Durante o trabalho de afinar os intrumentos, Khorshid tem a ajuda de Nadereh, que se prepara visualmente com pétalas de flores nas unhas e cerejas nas orelhas, e assim começa como se fosse um ritual rítmico e musical onde o intrumento é afinado pelo som por Khorshid mas é afinado através da dança por Nadereh.

Então o ciclo diário se repete: a casa no rio, a paragem do autocarro, o trajeto, a oficina, porém a cada dia há um crescente na composição sonora, tanto que quando é acordado pelo senhorio cobrando a renda, a batida sempre é acompanhada ou até substituída pela 5ª sinfonia de Beethoven, ficando mais evidente a relação e importância e marcação desse ritmo ou notas no dia do garoto.

O trajeto passa a ser a parte mais ressaltada a partir do segundo dia, onde nos mostra mais uma vez como o som, ou a partir daÍ a música tocada pelo rubab, fazem Khorshid se perder de acordo com a visão, mas se encontrar de acordo com a audição.
No ônibus em direção ao trabalho, o menino fica mais uma vez com os ouvidos tampados com o dedo, e escutamos um som que parece ser um som mental, que é o barulho de água, que se refere à mãe, à casa e à questão que deve ser priorizada, mas nos mostra que quando tira um dos dedos do ouvido, ele escuta um músico tocando, e assim esquece o som da água, das prioridades, e passa a querer seguir a música.

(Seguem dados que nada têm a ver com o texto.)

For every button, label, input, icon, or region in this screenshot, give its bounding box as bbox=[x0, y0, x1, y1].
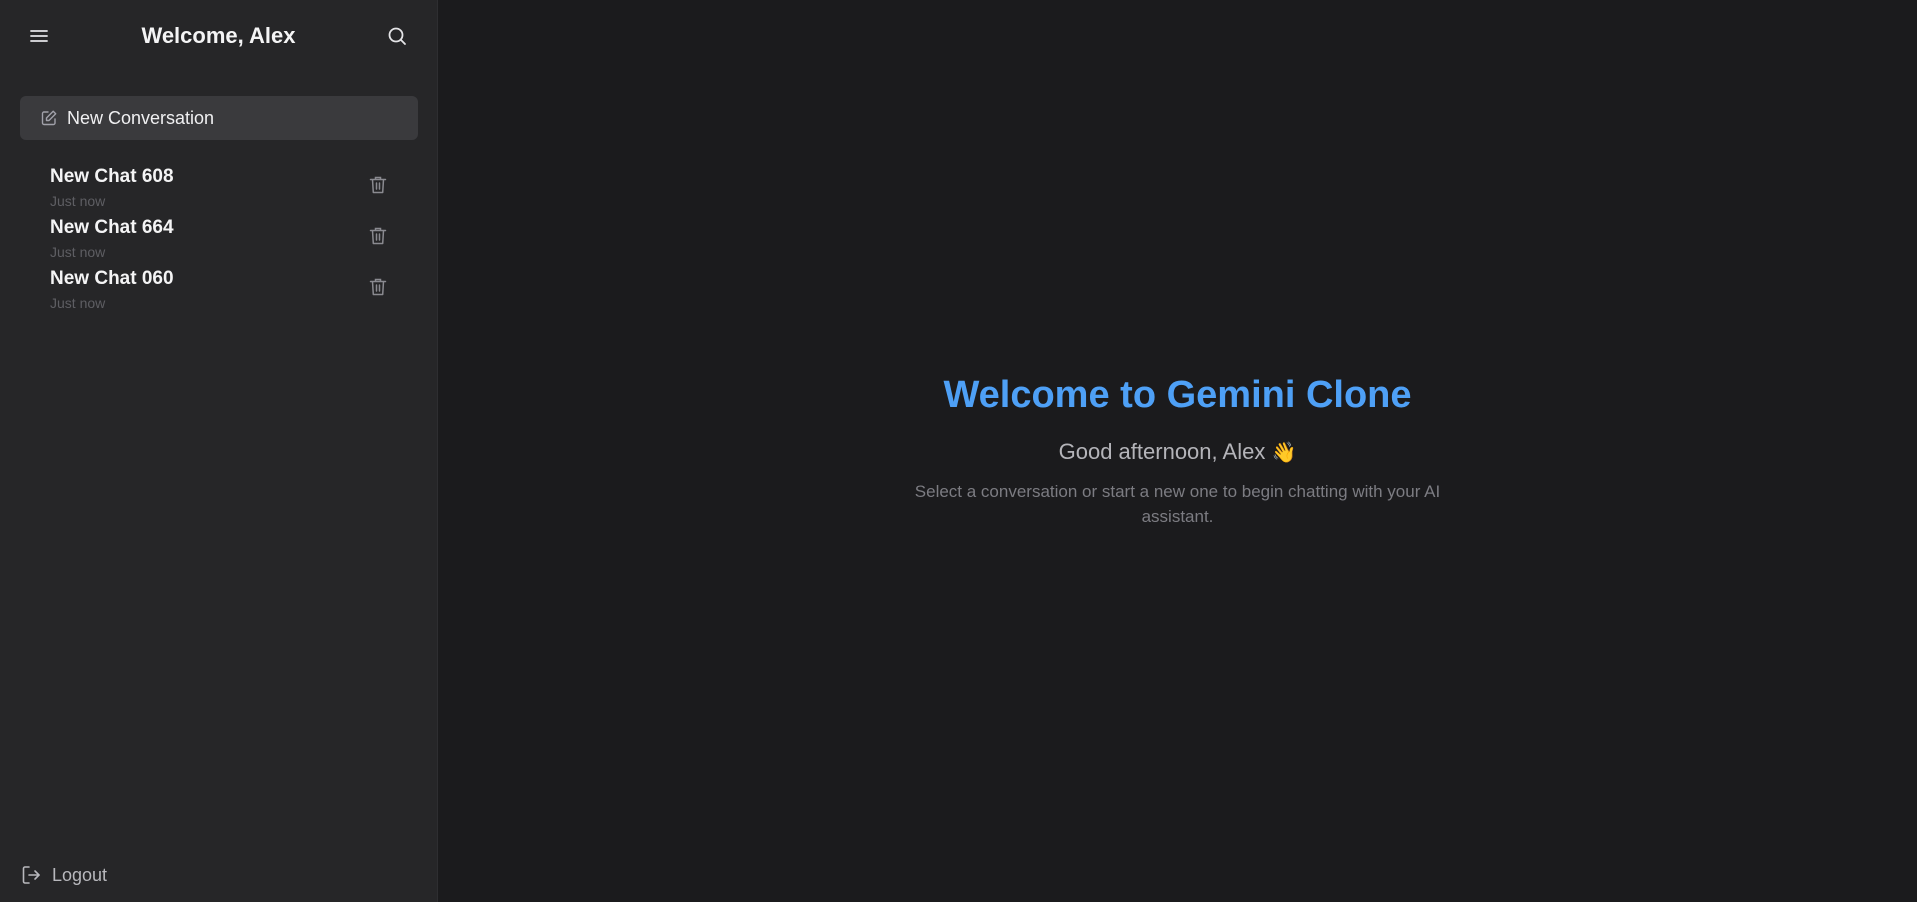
edit-icon bbox=[40, 109, 58, 127]
sidebar-header: Welcome, Alex bbox=[0, 0, 437, 72]
search-icon[interactable] bbox=[386, 25, 408, 47]
welcome-description: Select a conversation or start a new one… bbox=[914, 482, 1441, 526]
chat-timestamp: Just now bbox=[50, 193, 106, 209]
chat-timestamp: Just now bbox=[50, 295, 106, 311]
sidebar-title: Welcome, Alex bbox=[141, 23, 296, 48]
sidebar: Welcome, Alex New Conversation New Chat … bbox=[0, 0, 438, 902]
new-conversation-label: New Conversation bbox=[67, 107, 215, 128]
greeting-text: Good afternoon, Alex bbox=[1058, 439, 1266, 464]
chat-timestamp: Just now bbox=[50, 244, 106, 260]
new-conversation-button[interactable]: New Conversation bbox=[20, 96, 418, 140]
logout-label: Logout bbox=[52, 864, 108, 885]
trash-icon[interactable] bbox=[367, 225, 389, 247]
chat-title: New Chat 060 bbox=[50, 268, 174, 289]
app-window: Welcome, Alex New Conversation New Chat … bbox=[0, 0, 1917, 902]
chat-list-item[interactable]: New Chat 060 Just now bbox=[0, 266, 438, 317]
chat-list-item[interactable]: New Chat 664 Just now bbox=[0, 215, 438, 266]
trash-icon[interactable] bbox=[367, 276, 389, 298]
welcome-section: Welcome to Gemini Clone Good afternoon, … bbox=[438, 372, 1917, 529]
chat-title: New Chat 664 bbox=[50, 217, 174, 238]
chat-title: New Chat 608 bbox=[50, 166, 174, 187]
welcome-heading: Welcome to Gemini Clone bbox=[943, 374, 1412, 416]
main-panel: Welcome to Gemini Clone Good afternoon, … bbox=[438, 0, 1917, 902]
greeting: Good afternoon, Alex 👋 bbox=[438, 438, 1917, 467]
logout-button[interactable]: Logout bbox=[20, 864, 107, 886]
chat-list: New Chat 608 Just now New Chat 664 Just … bbox=[0, 164, 438, 317]
chat-list-item[interactable]: New Chat 608 Just now bbox=[0, 164, 438, 215]
logout-icon bbox=[20, 864, 42, 886]
waving-hand-emoji: 👋 bbox=[1271, 442, 1297, 464]
trash-icon[interactable] bbox=[367, 174, 389, 196]
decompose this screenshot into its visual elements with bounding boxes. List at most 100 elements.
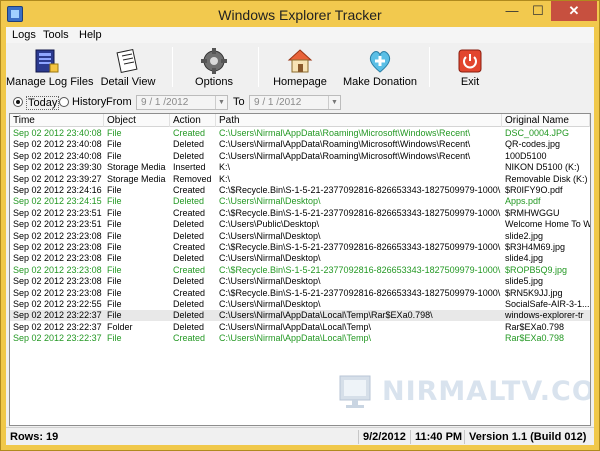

No caminho até a oficina passa por uma espécie de fábrica manual de tachos, que estão sendo abaulados por batidas de martelos que não tem ritmo algum, e assim o garoto se lembra da única batida que não sai de sua mente, que é a batida do senhorio na sua porta, as quato notas inicias da 5ª sinfonia de Beethoven e sugere que os produtores trabalhem martelando nesse ritmo, pois para ele essa é a visão da sua vida, acha que por esse som é que a vida deve ser regida, a sua visão, porém os mesmos não entendem e acham besteira.

E assim diariamente Khorshid segue em busca da música do tocador de rubab, simbologicamente em sua busca interior, sua busca pela sua visão, e com isso acaba sendo despedido e despejado de sua casa, mas assim que esses dois eventos acontecem, o garoto parece ter encontrado a liberdade, que no filme é representada com o correr pelo rio ao som da música, como se agora como não existisse preocupações e obrigações ele finalmente seria livre para “enxergar” como queria.

Seguindo a crescente musicalidade na rotina de Khorshid, e a catarse de finalmente se focar em suas prioridades sonoras, o garoto volta à fabrica de tacho, onde os produtores parecem ter entendido o que significavam aquelas pequenas e rítmicas batidas (pom pom pom POM), e liberta-se do que lhe sobrou do medo e da responsabilidade que tinha associado ao bater da porta para, a partir dela, transverberar em luz e som a 5ª sinfonia de Beethoven regida pelo menino.

Assim, Mohsen Makhmalbaf realiza uma obra prima através do olhar/ouvir individual que se choca com o coletivo, reconstrói o espaço vivido por uma criança cega, que projeta sua relação com os ambientes sonoros que percorre os sons da casa e seu valor afetivo, os do medo e da alegria; do desafinado ao afinado; do silêncio ao som; do ruído à música.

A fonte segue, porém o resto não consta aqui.